Madison and Wall: Big Tech, Not So Big Ad Growth
Alphabet, Amazon, Apple Results Indicate Low- to Mid-Single Digit Growth for Digital Advertising in 4Q22. New Data on Amazon Video Content Spending
Welcome to Madison and Wall, which is both the name of my new strategic advisory firm (learn more at www.madisonandwall.com) as well as this newsletter. The name refers to the work I have done for many years, which typically sits at the proverbial intersection of Madison Avenue and Wall Street. I hope you enjoy this newsletter. Please stay in touch with me at brian@madisonandwall.com
Following on Wednesday’s results from Meta, three of the other biggest technology-focused companies (Alphabet, Amazon and Apple) reported their earnings results for the fourth quarter of 2022 on Thursday.
Alphabet, by far the world’s biggest seller of advertising, saw an as-reported decline in ad revenue of nearly 4% during the fourth quarter, although on a constant currency basis total advertising was up by 2%. YouTube and Network Advertising were drags, with YouTube down by what I estimate was around 2% in constant currency terms (by 8% as reported) and Network ad revenue down by around 3% (with a 9% as-reported decline).
Clearly this was a soft quarter for Alphabet and for global advertising as well, but it wasn’t necessarily negative. With the positive constant currency growth numbers posted here, similarly positive numbers from Meta, higher single digit growth from Microsoft and much more rapid growth from TikTok and Amazon, digital growth – and implicitly 70+% of all advertising could very well have been up by low to mid-single digits during the fourth quarter on a constant currency basis. Revenues for other media owners other than outdoor advertising companies could very well have fallen around the world, but not necessarily by enough to cause the industry to go negative.
More specifically, in Amazon’s own fourth quarter results, we saw ad revenue grew in the quarter by 23% in constant currency terms to end the year at $38 billion. E-commerce-related retail media continues to be an important source of growth for the overall industry, well beyond Amazon. Earlier on Thursday Publicis’ CEO said during their earnings call that his company’s retail ad network and white label retail media software business CitrusAd had now doubled in revenue since acquisition (for a sense of scale, the business had 130 employees at the time of acquisition in mid-2021), and stated “CPG companies will spend more on retail media than on linear TV by 2025,” which could be a very realistic expectation in a market such as the United States.
Interestingly, Amazon provided a new disclosure about its content spending. The company said it invested approximately $7 billion in 2022 across Amazon Originals, live sports and licensed third-party video content included with Prime, up from $5 billion in 2021. This compares with disclosures in the company’s 10-Ks which characterize a broader array of spending on content. In 2021, the company’s total music and video expense – which also includes costs of sold or rented content as well as, of course, music expenses, amounted to $13 billion and presumably more in 2022 (the most recent 10-K has not yet been released).

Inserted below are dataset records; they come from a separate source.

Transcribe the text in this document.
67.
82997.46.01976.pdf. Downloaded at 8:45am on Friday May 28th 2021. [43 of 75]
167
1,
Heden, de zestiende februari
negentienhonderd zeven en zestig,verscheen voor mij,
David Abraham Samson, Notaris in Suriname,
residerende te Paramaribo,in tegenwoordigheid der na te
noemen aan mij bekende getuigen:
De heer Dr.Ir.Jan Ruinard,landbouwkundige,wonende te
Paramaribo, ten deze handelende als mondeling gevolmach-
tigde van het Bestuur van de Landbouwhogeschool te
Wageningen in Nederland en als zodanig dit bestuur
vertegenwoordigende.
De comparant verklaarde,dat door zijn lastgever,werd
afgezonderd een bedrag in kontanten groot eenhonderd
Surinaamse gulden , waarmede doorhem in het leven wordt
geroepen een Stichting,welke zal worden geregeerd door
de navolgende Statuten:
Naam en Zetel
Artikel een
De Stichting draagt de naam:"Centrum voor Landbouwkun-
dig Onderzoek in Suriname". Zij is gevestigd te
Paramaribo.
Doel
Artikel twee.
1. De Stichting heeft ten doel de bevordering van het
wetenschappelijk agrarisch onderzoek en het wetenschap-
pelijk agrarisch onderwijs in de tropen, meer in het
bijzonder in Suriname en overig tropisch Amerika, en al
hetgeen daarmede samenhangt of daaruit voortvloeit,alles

For reference, Netflix’ annual content expense during 2022 amounted to $14 billion in recorded expenses but $17 billion in cash outflows (a difference of this nature is to be expected for any service that is growing rapidly, and so we could infer that Amazon’s actual cash spending on content in 2022 was higher than $7 billion. Amazon does not disclose the cash outflow associated with its video services). At $7 billion, Amazon is still one of the world’s largest buyers of video-based content, and its growth is illustrative of a point I made in my inaugural post about expectations for ongoing growth of spending in video content (and loss of market share for those companies who fail to keep up).
Finally, Apple also reported results and cited macroeconomic headwinds impacting its digital advertising. The company does not disclose the size of this business, although it’s likely in the single digit billions of dollars.